Swarm’s first four SpaceBEEs launched in January 2018 aboard an Indian Polar Satellite Launch Vehicle without approval from the Federal Communications Commission. After an investigation into the unlicensed launch — a first for the U.S. commercial satellite industry — the FCC fined Swarm $900,000 but allowed the launch of three more satellites on a Falcon 9 rocket in December.

The FCC raised concerns that the first four SpaceBEEs, each about the size of a sandwich, were too small to be reliably tracked by the military, which maintains a public catalog of objects in orbit. Like the satellites launching this month, the SpaceBEEs shot into orbit in December used a larger design based on a one-unit, or 1U, CubeSat standard.

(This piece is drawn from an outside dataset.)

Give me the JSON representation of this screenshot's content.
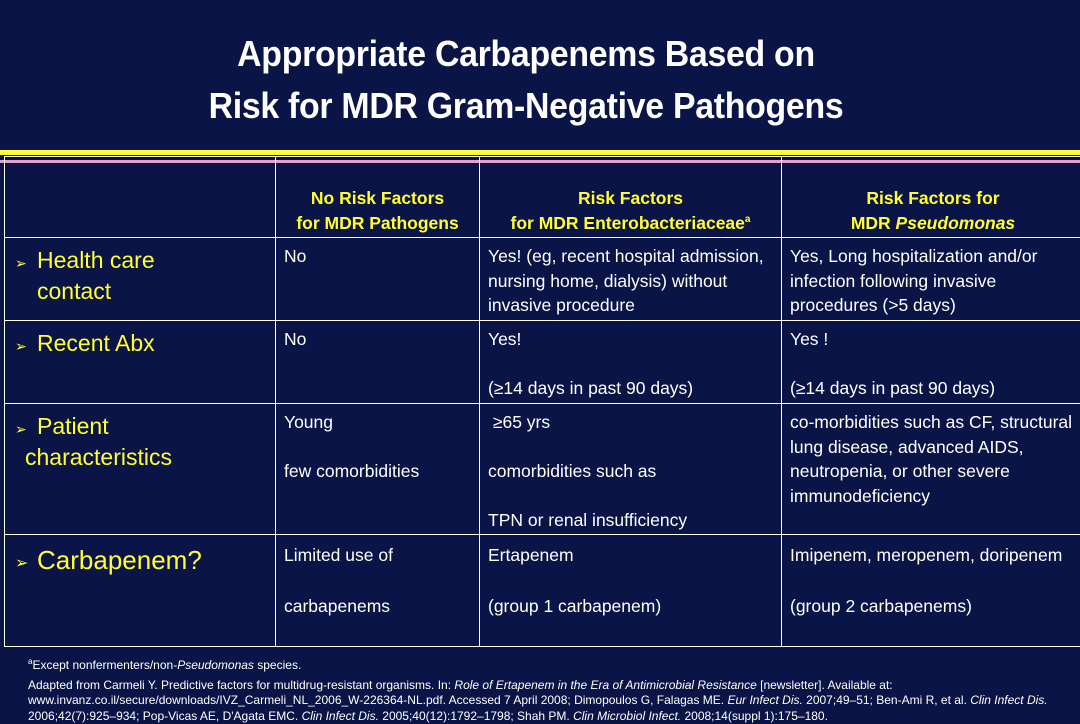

The Electron rocket, with its nine Rutherford first stage engines visible here, is being prepared for launch from Rocket Lab’s Launch Complex 1 on Mahia Peninsula, located on the eastern coast of New Zealand’s North Island. Credit: Rocket Lab

The ACRUX 1 CubeSat developed by the Melbourne Space Program, a non-profit educational organization affiliated with the University of Melbourne in Australia, is also launching on the Electron rocket. Built by engineering students, ACRUX 1’s primary mission is education.

Australia’s first amateur satellite, Australis-OSCAR 5, was also built by students in Melbourne. Launched in 1970, it was the first amateur satellite designed and assembled outside North America.

“Since then, Australia’s satellite-related space capabilities have been stymied by outdated policies and regulation, hindering growth of the nation’s space industry and support of its incredible local talent,” members of the Melbourne Space Program wrote in an update on the organization’s website.

“In light of these challenges and obstacles, the Melbourne Space Program considers the design and build of ACRUX 1, as well as the successful securing of an international launch and related licenses, as significant accomplishments in themselves,” team members wrote on the group’s website.

The student engineers who developed the ACRUX 1 CubeSat say they will consider the mission fully successful if they receive a “ping” signal from the spacecraft in orbit.

“Receiving that ping from ACRUX 1 may seem like a modest mission goal, but the truth is far from it,” the team wrote. “That ping would mean ACRUX-1 has not only turned on in space, but has also communicated data back to us at our ground station in Greater Melbourne. In other words, it demonstrates that the satellite system built by our engineers actually works in space.”

A seventh satellite will ride to space on the “Make it Rain” mission, but Spaceflight and Rocket Lab have not revealed its identity or owner.